News in brief: ESMO 2021 regrets; COVID-19 vaccine advice; Palliative care faces crisis

Thursday, 11 Mar 2021

ESMO regrets 2021 will be virtual meeting

The European Society for Medical Oncology (ESMO) says its hopes to return to a face-to-face annual meeting in 2021 have been dashed by the continuing risks posed by the COVID-19 pandemic

Instead of the planned meeting in Paris, ESMO says it has taken the reluctant decision to run another virtual conference from 17-21 September.
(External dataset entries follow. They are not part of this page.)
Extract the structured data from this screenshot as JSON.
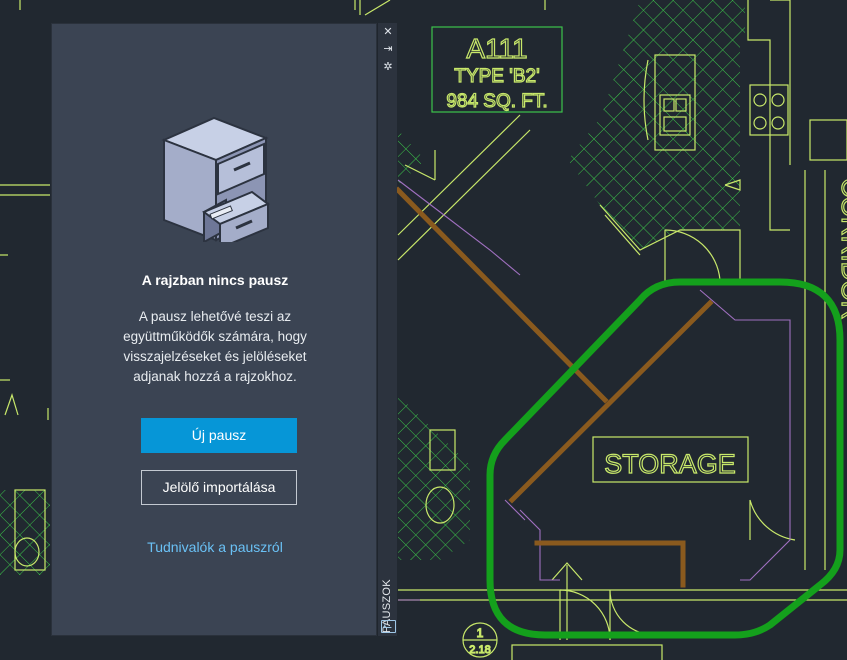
{
  "drawing": {
    "unit_name": "A111",
    "unit_type": "TYPE 'B2'",
    "unit_area": "984 SQ. FT.",
    "room_label": "STORAGE",
    "corridor_label": "CORRIDOR",
    "callout_number": "1",
    "callout_sheet": "2.18",
    "colors": {
      "background": "#212830",
      "walls": "#c8e86a",
      "hatch": "#3cc34a",
      "markup": "#14a01c",
      "beam": "#8a5a1e",
      "dim": "#a070c0"
    }
  },
  "panel": {
    "empty_title": "A rajzban nincs pausz",
    "empty_description": "A pausz lehetővé teszi az együttműködők számára, hogy visszajelzéseket és jelöléseket adjanak hozzá a rajzokhoz.",
    "new_trace_button": "Új pausz",
    "import_markup_button": "Jelölő importálása",
    "learn_link": "Tudnivalók a pauszról",
    "illustration_icon": "file-cabinet-icon"
  },
  "rail": {
    "label": "PAUSZOK",
    "close_icon": "close-icon",
    "autohide_icon": "pin-icon",
    "settings_icon": "gear-icon",
    "traces_icon": "traces-icon"
  }
}
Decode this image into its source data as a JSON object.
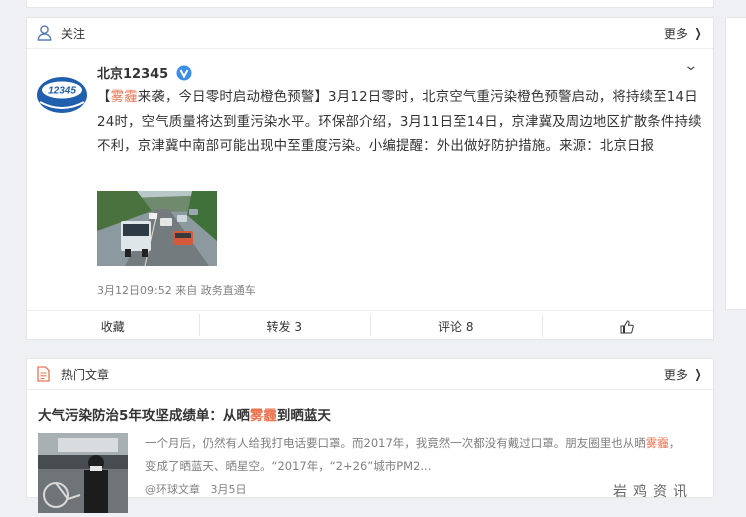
{
  "follow_card": {
    "header_title": "关注",
    "more_label": "更多",
    "post": {
      "avatar_text": "12345",
      "user_name": "北京12345",
      "text": {
        "p1": "【",
        "h1": "雾霾",
        "p2": "来袭，今日零时启动橙色预警】3月12日零时，北京空气重污染橙色预警启动，将持续至14日24时，空气质量将达到重污染水平。环保部介绍，3月11日至14日，京津冀及周边地区扩散条件持续不利，京津冀中南部可能出现中至重度污染。小编提醒：外出做好防护措施。来源：北京日报"
      },
      "time": "3月12日09:52",
      "source_prefix": "来自",
      "source": "政务直通车"
    },
    "actions": {
      "favorite": "收藏",
      "repost": "转发 3",
      "comment": "评论 8"
    }
  },
  "hot_card": {
    "header_title": "热门文章",
    "more_label": "更多",
    "article": {
      "title_p1": "大气污染防治5年攻坚成绩单：从晒",
      "title_h": "雾霾",
      "title_p2": "到晒蓝天",
      "excerpt_p1": "一个月后，仍然有人给我打电话要口罩。而2017年，我竟然一次都没有戴过口罩。朋友圈里也从晒",
      "excerpt_h": "雾霾",
      "excerpt_p2": "，变成了晒蓝天、晒星空。“2017年，“2+26”城市PM2...",
      "meta_author": "@环球文章",
      "meta_date": "3月5日"
    },
    "watermark": "岩鸡资讯"
  },
  "colors": {
    "highlight": "#eb7350",
    "avatar_blue": "#1f5fae",
    "vip_blue": "#3a8ee6"
  }
}
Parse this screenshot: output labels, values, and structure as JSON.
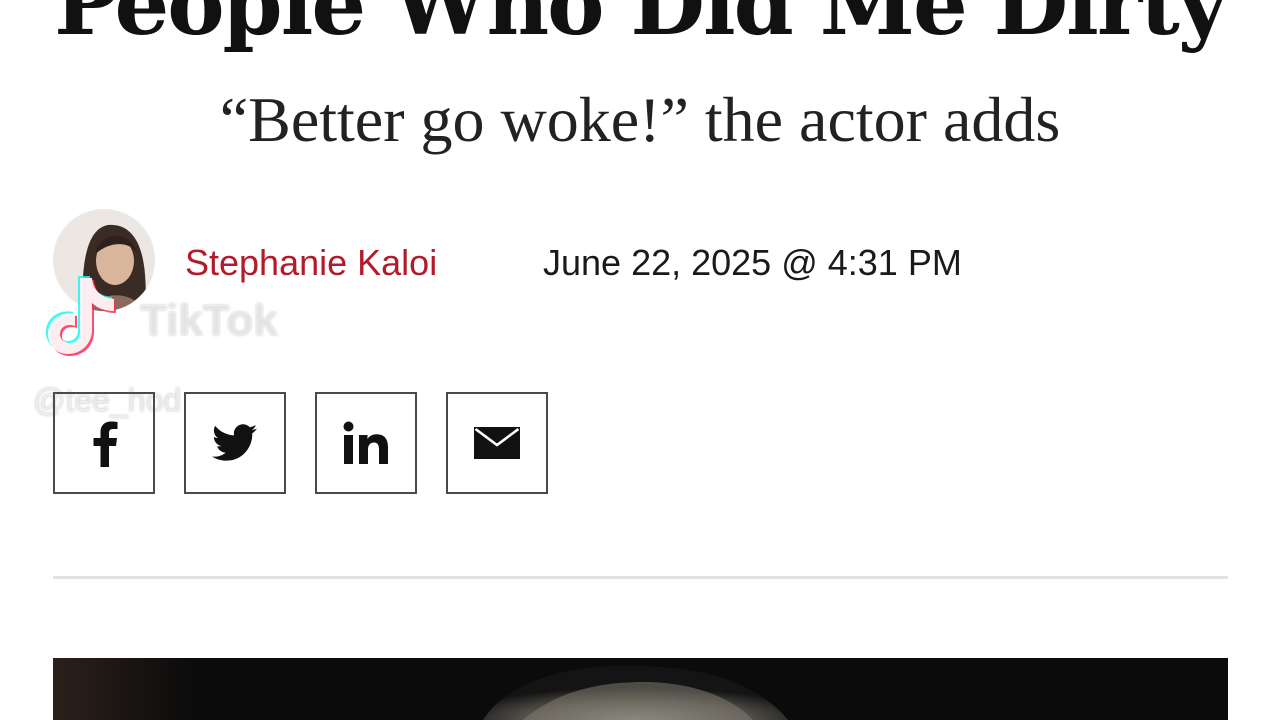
{
  "article": {
    "headline": "People Who Did Me Dirty",
    "subheadline": "“Better go woke!” the actor adds",
    "author": "Stephanie Kaloi",
    "date": "June 22, 2025 @ 4:31 PM"
  },
  "share": {
    "buttons": [
      {
        "icon": "facebook-icon"
      },
      {
        "icon": "twitter-icon"
      },
      {
        "icon": "linkedin-icon"
      },
      {
        "icon": "email-icon"
      }
    ]
  },
  "watermark": {
    "brand": "TikTok",
    "handle": "@tee_hod"
  },
  "colors": {
    "author_link": "#b31b2b",
    "text": "#111111",
    "divider": "#e2e2e2",
    "tiktok_cyan": "#25f4ee",
    "tiktok_red": "#fe2c55"
  }
}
“We appreciate that after so many months of social distancing, our community has come to suffer from virtual meeting fatigue. We are all eager to resume in-person events that facilitate personal contact and networking. However, under the present conditions and in keeping with our collective responsibility to help contain the virus and protect cancer patients, oncology professionals as well as the health systems that support them, the ESMO Congress 2021 will have to proceed in a virtual format once more,” it said

However ESMO said it had taken heed of negative feedback over the 2020 virtual meeting and would provide an ‘enhanced’ meeting offering more interactivity, opportunities to engage and debate with investigators and opinion leaders, and possibilities to contribute to customising the content of sessions.

Cancer Australia publishes COVID-19 vaccine advice

Cancer Australia has released the first evidence-based information about the COVID-19 vaccines for people affected by cancer in Australia

The 25 Frequently Asked Questions (FAQs) address issues such as safety, efficacy, and potential risks; when and where cancer patients can receive a vaccine; and whether the vaccine may impact cancer treatment questions, said CEO Professor Dorothy Keefe.

However she emphasised that the decision about whether to receive a COVID-19 vaccine should be made on an individual basis by the person affected by cancer, in consultation with their healthcare team.

Palliative care workforce crisis

Australia is facing a crisis in end-of-life care with only half the number of palliative care doctors needed to provide good quality care for terminally ill patients and increasing demand from an ageing population, a new report says.

Healthcare benchmarks require a two full-time equivalent palliative care physicians per 100,000 people in the population but Australia currently has only 0.9, according to a publication released by The PM Glynn Institute study at the Australian Catholic University. It says terminally ill patients are unable to access palliative care in the community and the situation will worse unless Australia trains an additional 225 specialist palliative care doctors.